Publisher: World Scientific

ISBN: 9814725064

Category: Computers

Page: 240

View: 8569

This book provides a broader introduction to the theories and applications of sparse coding techniques in computer vision research. It introduces sparse coding in the context of representation learning, illustrates the fundamental concepts, and summarizes the most active research directions. A variety of applications of sparse coding are discussed, ranging from low-level image processing tasks such as super-resolution and de-blurring to high-level semantic understanding tasks such as image recognition, clustering and fusion. The book is suitable to be used as an introductory overview to this field, with its theoretical part being both easy and precious enough for quick understanding. It is also of great value to experienced researchers as it offers new perspective to the underlying mechanism of sparse coding, and points out potential future directions for different applications. Contents:IntroductionTheories of Sparse CodingImage Super-ResolutionImage DeblurringSensor FusionClusteringObject RecognitionHyper-Spectral Image ModelingConclusions Readership: Graduate students, researchers and professionals in the field of machine perception, pattern recognition, image analysis, artificial intelligence, machine learning.

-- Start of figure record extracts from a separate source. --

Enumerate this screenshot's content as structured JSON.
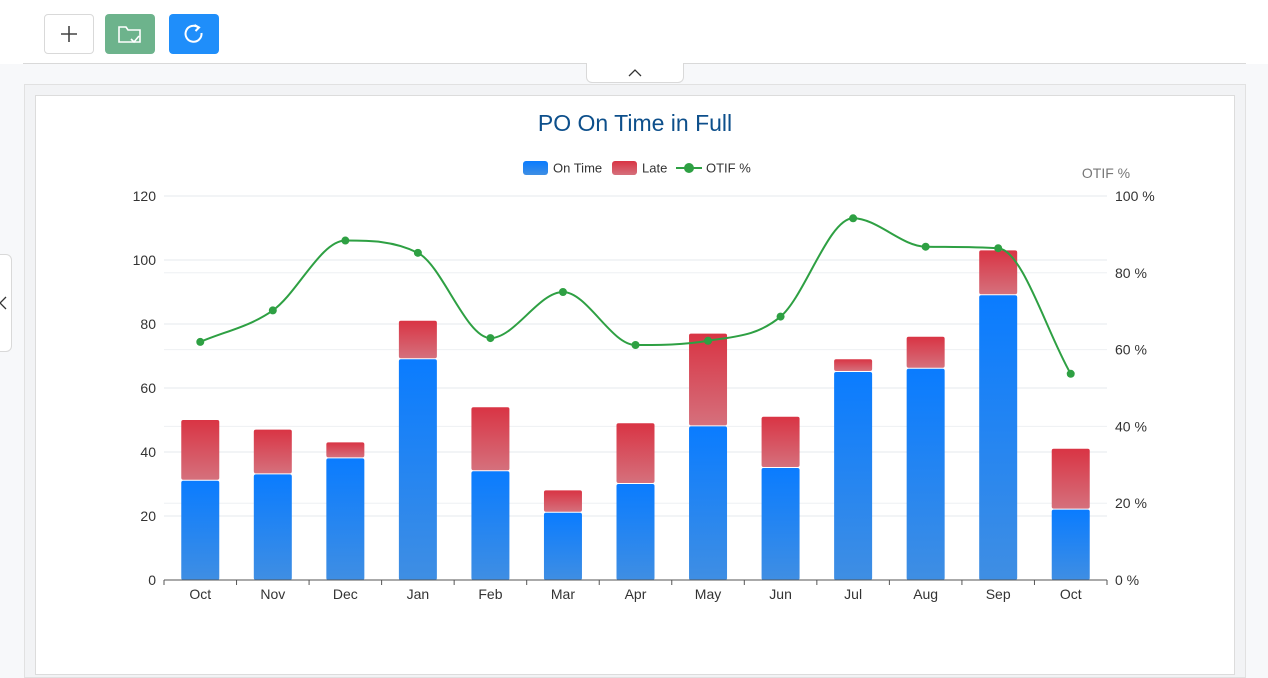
{
  "toolbar": {
    "add_icon": "plus-icon",
    "folder_icon": "folder-check-icon",
    "refresh_icon": "refresh-icon"
  },
  "colors": {
    "on_time": "#1a7ff2",
    "late": "#d64352",
    "otif_line": "#2ea043",
    "title": "#0d4f8b"
  },
  "chart_data": {
    "type": "bar",
    "title": "PO On Time in Full",
    "categories": [
      "Oct",
      "Nov",
      "Dec",
      "Jan",
      "Feb",
      "Mar",
      "Apr",
      "May",
      "Jun",
      "Jul",
      "Aug",
      "Sep",
      "Oct"
    ],
    "series": [
      {
        "name": "On Time",
        "type": "bar",
        "stack": "total",
        "values": [
          31,
          33,
          38,
          69,
          34,
          21,
          30,
          48,
          35,
          65,
          66,
          89,
          22
        ]
      },
      {
        "name": "Late",
        "type": "bar",
        "stack": "total",
        "values": [
          19,
          14,
          5,
          12,
          20,
          7,
          19,
          29,
          16,
          4,
          10,
          14,
          19
        ]
      },
      {
        "name": "OTIF %",
        "type": "line",
        "axis": "right",
        "values": [
          62,
          70.2,
          88.4,
          85.2,
          63,
          75,
          61.2,
          62.3,
          68.6,
          94.2,
          86.8,
          86.4,
          53.7
        ]
      }
    ],
    "y_axis_left": {
      "min": 0,
      "max": 120,
      "ticks": [
        "0",
        "20",
        "40",
        "60",
        "80",
        "100",
        "120"
      ]
    },
    "y_axis_right": {
      "label": "OTIF %",
      "min": 0,
      "max": 100,
      "ticks": [
        "0 %",
        "20 %",
        "40 %",
        "60 %",
        "80 %",
        "100 %"
      ]
    },
    "legend": {
      "position": "top-center",
      "items": [
        "On Time",
        "Late",
        "OTIF %"
      ]
    },
    "grid": true
  }
}
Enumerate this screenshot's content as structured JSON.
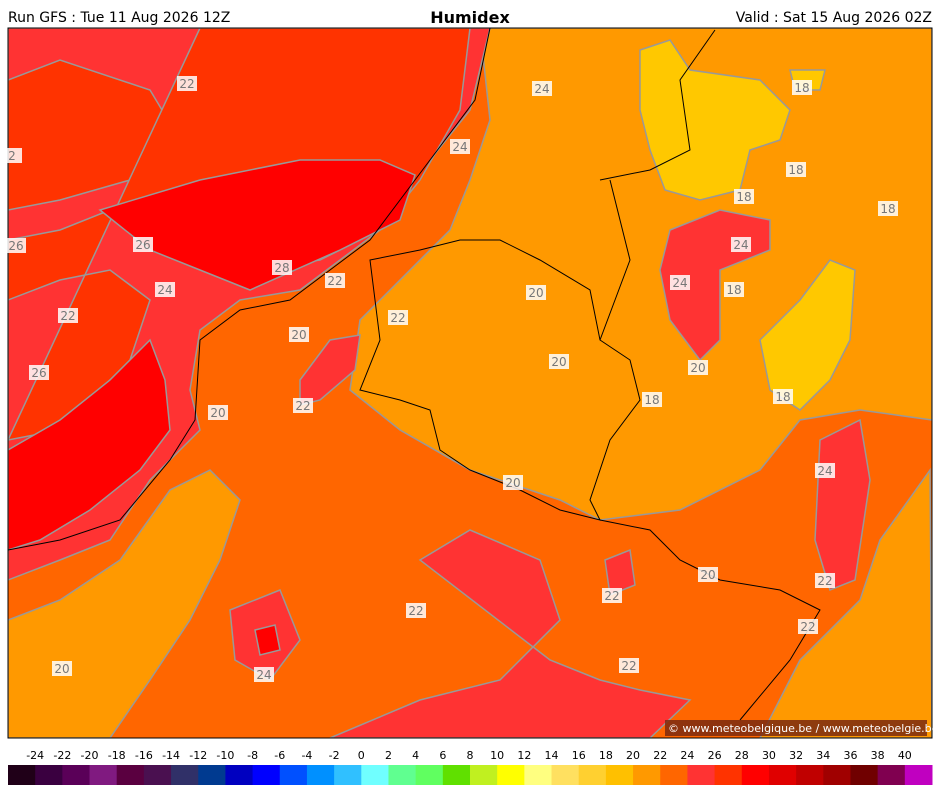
{
  "header": {
    "run": "Run GFS : Tue 11 Aug 2026 12Z",
    "title": "Humidex",
    "valid": "Valid : Sat 15 Aug 2026 02Z"
  },
  "contour_labels": [
    22,
    2,
    24,
    24,
    18,
    18,
    18,
    18,
    26,
    26,
    28,
    22,
    24,
    24,
    24,
    18,
    20,
    22,
    22,
    20,
    20,
    20,
    26,
    18,
    18,
    22,
    20,
    24,
    20,
    20,
    22,
    22,
    22,
    22,
    20,
    22,
    24
  ],
  "copyright": "© www.meteobelgique.be / www.meteobelgie.be",
  "legend": {
    "ticks": [
      -24,
      -22,
      -20,
      -18,
      -16,
      -14,
      -12,
      -10,
      -8,
      -6,
      -4,
      -2,
      0,
      2,
      4,
      6,
      8,
      10,
      12,
      14,
      16,
      18,
      20,
      22,
      24,
      26,
      28,
      30,
      32,
      34,
      36,
      38,
      40
    ],
    "colors": [
      "#200018",
      "#3a0040",
      "#5a0058",
      "#801a80",
      "#5a0040",
      "#4a1050",
      "#303068",
      "#003a90",
      "#0000c0",
      "#0000ff",
      "#0050ff",
      "#0090ff",
      "#30c0ff",
      "#70ffff",
      "#60ff90",
      "#60ff60",
      "#60e000",
      "#c0f020",
      "#ffff00",
      "#ffff80",
      "#ffe060",
      "#ffd030",
      "#ffc000",
      "#ff9900",
      "#ff6600",
      "#ff3333",
      "#ff3300",
      "#ff0000",
      "#e00000",
      "#c00000",
      "#a00000",
      "#700000",
      "#800050",
      "#c000c0"
    ]
  }
}
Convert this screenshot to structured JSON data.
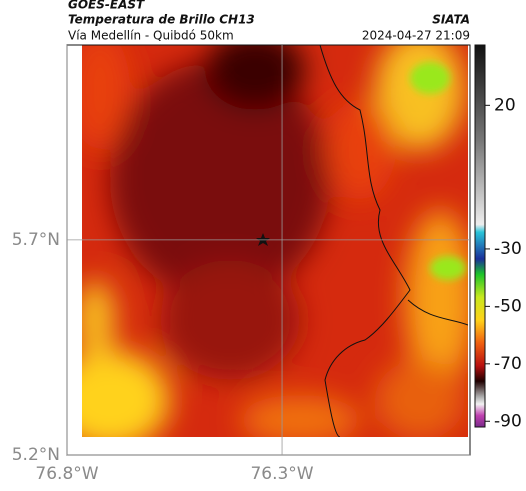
{
  "header": {
    "product": "GOES-EAST",
    "title": "Temperatura de Brillo CH13",
    "subtitle": "Vía Medellín - Quibdó 50km",
    "source": "SIATA",
    "datetime": "2024-04-27 21:09"
  },
  "map": {
    "xlim": [
      -76.8,
      -75.863
    ],
    "ylim": [
      5.2,
      6.153
    ],
    "xticks": [
      {
        "value": -76.8,
        "label": "76.8°W"
      },
      {
        "value": -76.3,
        "label": "76.3°W"
      }
    ],
    "yticks": [
      {
        "value": 5.2,
        "label": "5.2°N"
      },
      {
        "value": 5.7,
        "label": "5.7°N"
      }
    ]
  },
  "colorbar": {
    "clim": [
      -92,
      41
    ],
    "ticks": [
      20,
      -30,
      -50,
      -70,
      -90
    ]
  }
}
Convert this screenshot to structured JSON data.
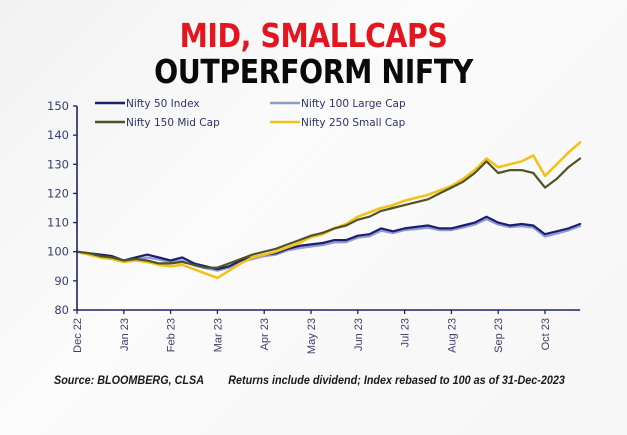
{
  "header": {
    "title_line1": "MID, SMALLCAPS",
    "title_line2": "OUTPERFORM NIFTY"
  },
  "footer": {
    "source": "Source: BLOOMBERG, CLSA",
    "note": "Returns include dividend; Index rebased to 100 as of 31-Dec-2023"
  },
  "colors": {
    "title_red": "#e3151f",
    "axis": "#1f2366"
  },
  "chart_data": {
    "type": "line",
    "title": "MID, SMALLCAPS OUTPERFORM NIFTY",
    "xlabel": "",
    "ylabel": "",
    "ylim": [
      80,
      150
    ],
    "yticks": [
      80,
      90,
      100,
      110,
      120,
      130,
      140,
      150
    ],
    "xticks": [
      "Dec 22",
      "Jan 23",
      "Feb 23",
      "Mar 23",
      "Apr 23",
      "May 23",
      "Jun 23",
      "Jul 23",
      "Aug 23",
      "Sep 23",
      "Oct 23"
    ],
    "x_months_span": [
      0,
      10.75
    ],
    "grid": false,
    "legend_position": "top",
    "x": [
      0,
      0.25,
      0.5,
      0.75,
      1,
      1.25,
      1.5,
      1.75,
      2,
      2.25,
      2.5,
      2.75,
      3,
      3.25,
      3.5,
      3.75,
      4,
      4.25,
      4.5,
      4.75,
      5,
      5.25,
      5.5,
      5.75,
      6,
      6.25,
      6.5,
      6.75,
      7,
      7.25,
      7.5,
      7.75,
      8,
      8.25,
      8.5,
      8.75,
      9,
      9.25,
      9.5,
      9.75,
      10,
      10.25,
      10.5,
      10.75
    ],
    "series": [
      {
        "name": "Nifty 50 Index",
        "color": "#1b1f6e",
        "values": [
          100,
          99.5,
          99,
          98.5,
          97,
          98,
          99,
          98,
          97,
          98,
          96,
          95,
          94,
          95,
          97,
          98,
          99,
          99.5,
          101,
          102,
          102.5,
          103,
          104,
          104,
          105.5,
          106,
          108,
          107,
          108,
          108.5,
          109,
          108,
          108,
          109,
          110,
          112,
          110,
          109,
          109.5,
          109,
          106,
          107,
          108,
          109.5
        ]
      },
      {
        "name": "Nifty 100 Large Cap",
        "color": "#8f9bd6",
        "values": [
          100,
          99.3,
          98.6,
          98,
          96.5,
          97.3,
          98,
          97.3,
          96.3,
          97,
          95.3,
          94.3,
          93.5,
          94.5,
          96.5,
          97.5,
          98.5,
          99,
          100.5,
          101.2,
          101.8,
          102.3,
          103.2,
          103.3,
          104.8,
          105.3,
          107.2,
          106.4,
          107.4,
          107.8,
          108.2,
          107.4,
          107.4,
          108.3,
          109.3,
          111.2,
          109.3,
          108.4,
          108.8,
          108.3,
          105.2,
          106.2,
          107.3,
          108.8
        ]
      },
      {
        "name": "Nifty 150 Mid Cap",
        "color": "#4f5424",
        "values": [
          100,
          99.5,
          98.5,
          98,
          97,
          97.5,
          97,
          96,
          96,
          96.5,
          95.5,
          94.5,
          94.5,
          96,
          97.5,
          99,
          100,
          101,
          102.5,
          104,
          105.5,
          106.5,
          108,
          109,
          111,
          112,
          114,
          115,
          116,
          117,
          118,
          120,
          122,
          124,
          127,
          131,
          127,
          128,
          128,
          127,
          122,
          125,
          129,
          132
        ]
      },
      {
        "name": "Nifty 250 Small Cap",
        "color": "#f2c21b",
        "values": [
          100,
          99,
          98,
          97.5,
          96.5,
          97,
          96.5,
          95.5,
          95,
          95.5,
          94,
          92.5,
          91,
          93.5,
          96,
          98,
          99,
          100,
          101.5,
          103,
          105,
          106,
          108,
          109.5,
          112,
          113.5,
          115,
          116,
          117.5,
          118.5,
          119.5,
          121,
          122.5,
          125,
          128,
          132,
          129,
          130,
          131,
          133,
          126,
          130,
          134,
          137.5
        ]
      }
    ]
  }
}
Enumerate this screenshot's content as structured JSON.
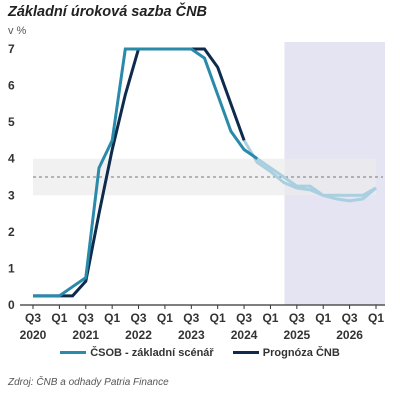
{
  "title": "Základní úroková sazba ČNB",
  "unit": "v %",
  "source": "Zdroj: ČNB a odhady Patria Finance",
  "colors": {
    "csob": "#2a8aaa",
    "cnb": "#0e2b4d",
    "csob_forecast": "#a9cfe0",
    "forecast_region": "#e4e4f2",
    "band": "#ececec",
    "target_line": "#777777",
    "axis": "#333333"
  },
  "chart_data": {
    "type": "line",
    "title": "Základní úroková sazba ČNB",
    "ylabel": "v %",
    "xlabel": "",
    "ylim": [
      0,
      7
    ],
    "xlim": [
      "2020-Q3",
      "2027-Q1"
    ],
    "y_ticks": [
      "0",
      "1",
      "2",
      "3",
      "4",
      "5",
      "6",
      "7"
    ],
    "x_ticks": [
      {
        "quarter": "Q3",
        "year": "2020",
        "at": "2020-Q3"
      },
      {
        "quarter": "Q1",
        "year": "",
        "at": "2021-Q1"
      },
      {
        "quarter": "Q3",
        "year": "2021",
        "at": "2021-Q3"
      },
      {
        "quarter": "Q1",
        "year": "",
        "at": "2022-Q1"
      },
      {
        "quarter": "Q3",
        "year": "2022",
        "at": "2022-Q3"
      },
      {
        "quarter": "Q1",
        "year": "",
        "at": "2023-Q1"
      },
      {
        "quarter": "Q3",
        "year": "2023",
        "at": "2023-Q3"
      },
      {
        "quarter": "Q1",
        "year": "",
        "at": "2024-Q1"
      },
      {
        "quarter": "Q3",
        "year": "2024",
        "at": "2024-Q3"
      },
      {
        "quarter": "Q1",
        "year": "",
        "at": "2025-Q1"
      },
      {
        "quarter": "Q3",
        "year": "2025",
        "at": "2025-Q3"
      },
      {
        "quarter": "Q1",
        "year": "",
        "at": "2026-Q1"
      },
      {
        "quarter": "Q3",
        "year": "2026",
        "at": "2026-Q3"
      },
      {
        "quarter": "Q1",
        "year": "",
        "at": "2027-Q1"
      }
    ],
    "forecast_region": {
      "from": "2025-Q1",
      "to": "2027-Q1"
    },
    "band": {
      "from": 3,
      "to": 4
    },
    "target_line": 3.5,
    "series": [
      {
        "name": "ČSOB - základní scénář",
        "color": "#2a8aaa",
        "x": [
          "2020-Q3",
          "2020-Q4",
          "2021-Q1",
          "2021-Q2",
          "2021-Q3",
          "2021-Q4",
          "2022-Q1",
          "2022-Q2",
          "2022-Q3",
          "2022-Q4",
          "2023-Q1",
          "2023-Q2",
          "2023-Q3",
          "2023-Q4",
          "2024-Q1",
          "2024-Q2",
          "2024-Q3",
          "2024-Q4"
        ],
        "values": [
          0.25,
          0.25,
          0.25,
          0.5,
          0.75,
          3.75,
          4.5,
          7,
          7,
          7,
          7,
          7,
          7,
          6.75,
          5.75,
          4.75,
          4.25,
          4.0
        ]
      },
      {
        "name": "Prognóza ČNB",
        "color": "#0e2b4d",
        "x": [
          "2020-Q3",
          "2020-Q4",
          "2021-Q1",
          "2021-Q2",
          "2021-Q3",
          "2021-Q4",
          "2022-Q1",
          "2022-Q2",
          "2022-Q3",
          "2022-Q4",
          "2023-Q1",
          "2023-Q2",
          "2023-Q3",
          "2023-Q4",
          "2024-Q1",
          "2024-Q2",
          "2024-Q3"
        ],
        "values": [
          0.25,
          0.25,
          0.25,
          0.25,
          0.65,
          2.5,
          4.25,
          5.75,
          7,
          7,
          7,
          7,
          7,
          7,
          6.5,
          5.5,
          4.5
        ]
      },
      {
        "name": "",
        "color": "#a9cfe0",
        "x": [
          "2024-Q3",
          "2024-Q4",
          "2025-Q1",
          "2025-Q2",
          "2025-Q3",
          "2025-Q4",
          "2026-Q1",
          "2026-Q2",
          "2026-Q3",
          "2026-Q4",
          "2027-Q1"
        ],
        "values": [
          4.5,
          3.9,
          3.65,
          3.35,
          3.2,
          3.15,
          3.0,
          2.9,
          2.85,
          2.9,
          3.2
        ]
      },
      {
        "name": "",
        "color": "#a9cfe0",
        "x": [
          "2024-Q4",
          "2025-Q1",
          "2025-Q2",
          "2025-Q3",
          "2025-Q4",
          "2026-Q1",
          "2026-Q2",
          "2026-Q3",
          "2026-Q4",
          "2027-Q1"
        ],
        "values": [
          4.0,
          3.75,
          3.5,
          3.25,
          3.25,
          3.0,
          3.0,
          3.0,
          3.0,
          3.2
        ]
      }
    ]
  },
  "legend": [
    {
      "label": "ČSOB - základní scénář",
      "color": "#2a8aaa"
    },
    {
      "label": "Prognóza ČNB",
      "color": "#0e2b4d"
    }
  ]
}
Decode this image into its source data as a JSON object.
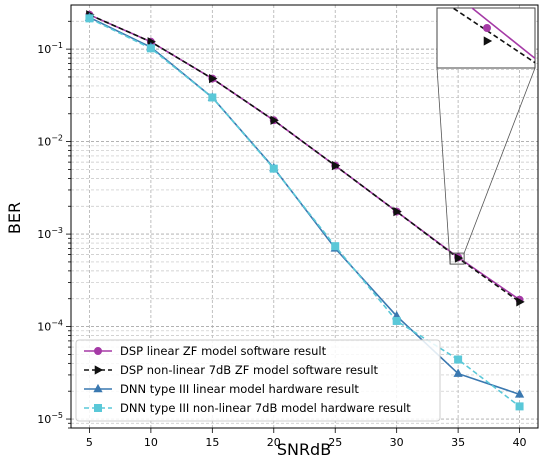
{
  "chart_data": {
    "type": "line",
    "xlabel": "SNRdB",
    "ylabel": "BER",
    "y_scale": "log",
    "xlim": [
      3.5,
      41.5
    ],
    "ylim": [
      8e-06,
      0.3
    ],
    "x_ticks": [
      5,
      10,
      15,
      20,
      25,
      30,
      35,
      40
    ],
    "x_tick_labels": [
      "5",
      "10",
      "15",
      "20",
      "25",
      "30",
      "35",
      "40"
    ],
    "y_ticks": [
      1e-05,
      0.0001,
      0.001,
      0.01,
      0.1
    ],
    "y_tick_labels": [
      {
        "base": "10",
        "exp": "−5"
      },
      {
        "base": "10",
        "exp": "−4"
      },
      {
        "base": "10",
        "exp": "−3"
      },
      {
        "base": "10",
        "exp": "−2"
      },
      {
        "base": "10",
        "exp": "−1"
      }
    ],
    "grid": true,
    "legend_position": "lower-left",
    "inset": true,
    "x": [
      5,
      10,
      15,
      20,
      25,
      30,
      35,
      40
    ],
    "series": [
      {
        "name": "DSP linear ZF model software result",
        "color": "#a53aa6",
        "dash": "solid",
        "marker": "circle",
        "values": [
          0.235,
          0.12,
          0.048,
          0.017,
          0.0055,
          0.00175,
          0.00056,
          0.000195
        ]
      },
      {
        "name": "DSP non-linear 7dB ZF model software result",
        "color": "#111111",
        "dash": "dashed",
        "marker": "triangle-right",
        "values": [
          0.235,
          0.12,
          0.048,
          0.017,
          0.0055,
          0.00175,
          0.00055,
          0.000185
        ]
      },
      {
        "name": "DNN type III linear model hardware result",
        "color": "#3a78b0",
        "dash": "solid",
        "marker": "triangle-up",
        "values": [
          0.22,
          0.105,
          0.03,
          0.0052,
          0.0007,
          0.00013,
          3.1e-05,
          1.85e-05
        ]
      },
      {
        "name": "DNN type III non-linear 7dB model hardware result",
        "color": "#5ac8d8",
        "dash": "dashed",
        "marker": "square",
        "values": [
          0.215,
          0.102,
          0.03,
          0.0051,
          0.00074,
          0.000115,
          4.4e-05,
          1.37e-05
        ]
      }
    ]
  }
}
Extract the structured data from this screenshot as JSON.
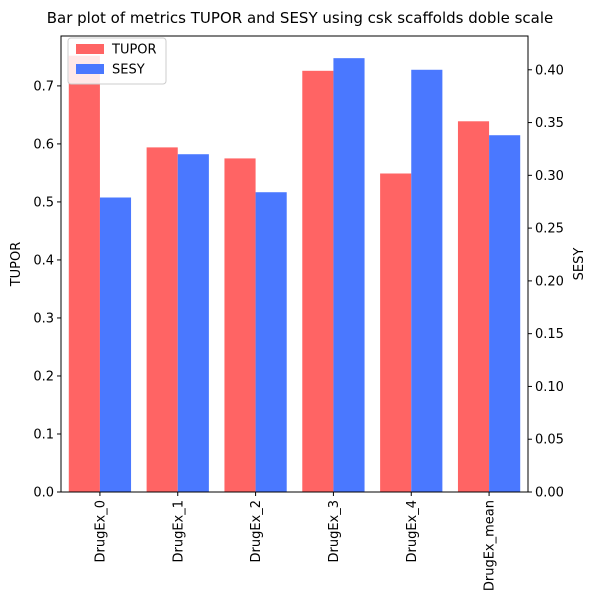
{
  "chart_data": {
    "type": "bar",
    "title": "Bar plot of metrics TUPOR and SESY using csk scaffolds doble scale",
    "categories": [
      "DrugEx_0",
      "DrugEx_1",
      "DrugEx_2",
      "DrugEx_3",
      "DrugEx_4",
      "DrugEx_mean"
    ],
    "series": [
      {
        "name": "TUPOR",
        "axis": "left",
        "color": "#ff6464",
        "values": [
          0.752,
          0.594,
          0.575,
          0.726,
          0.549,
          0.639
        ]
      },
      {
        "name": "SESY",
        "axis": "right",
        "color": "#4a78ff",
        "values": [
          0.279,
          0.32,
          0.284,
          0.411,
          0.4,
          0.338
        ]
      }
    ],
    "left_axis": {
      "label": "TUPOR",
      "ylim": [
        0,
        0.786
      ],
      "ticks": [
        0.0,
        0.1,
        0.2,
        0.3,
        0.4,
        0.5,
        0.6,
        0.7
      ],
      "tick_labels": [
        "0.0",
        "0.1",
        "0.2",
        "0.3",
        "0.4",
        "0.5",
        "0.6",
        "0.7"
      ]
    },
    "right_axis": {
      "label": "SESY",
      "ylim": [
        0,
        0.432
      ],
      "ticks": [
        0.0,
        0.05,
        0.1,
        0.15,
        0.2,
        0.25,
        0.3,
        0.35,
        0.4
      ],
      "tick_labels": [
        "0.00",
        "0.05",
        "0.10",
        "0.15",
        "0.20",
        "0.25",
        "0.30",
        "0.35",
        "0.40"
      ]
    },
    "legend": {
      "placement": "upper-left",
      "entries": [
        "TUPOR",
        "SESY"
      ]
    },
    "grid": false
  }
}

Key Features:Explanation of sparse coding from both theoretical and practical point of viewsA comprehensive review of the applications of sparse coding in both low-level and high-level vision problemsInvestigating future research directions of sparse coding by making connection with the current state-of-the-art feature learning models, including deep neural networksKeywords:Sparse Coding;Sparse Representation;Dictionary Learning;Super-Resolution;De-Blurring;Sensor Fusion;Image Classification;Hyper-Spectral Image

Intelligent Machine Vision

Techniques, Implementations and Applications

Author: Bruce Batchelor,Frederick Waltz

Publisher: Springer Science & Business Media

ISBN: 1447102398

Category: Computers

Page: 422

View: 5220

A number of important aspects of intelligent machine vision in one volume, describing the state of the art and current developments in the field, including: fundamentals of 'intelligent'image processing for machine vision systems; algorithm optimisation; implementation in high-speed electronic digital hardware; implementation in an integrated high-level software environment and applications for industrial product quality and process control. Backed by numerous illustrations, created using the authors IP software, this book will be of interest to researchers in the field of machine vision wishing to understand the discipline and develop new techniques. Also useful for under- and postgraduates.

Robot Vision

Author: Berthold Horn,Berthold Klaus,Paul Horn

Publisher: MIT Press

ISBN: 9780262081597

Category: Computers

Page: 509

View: 4106

"Presents a solid framework for understanding existing work and planning future research."--Cover.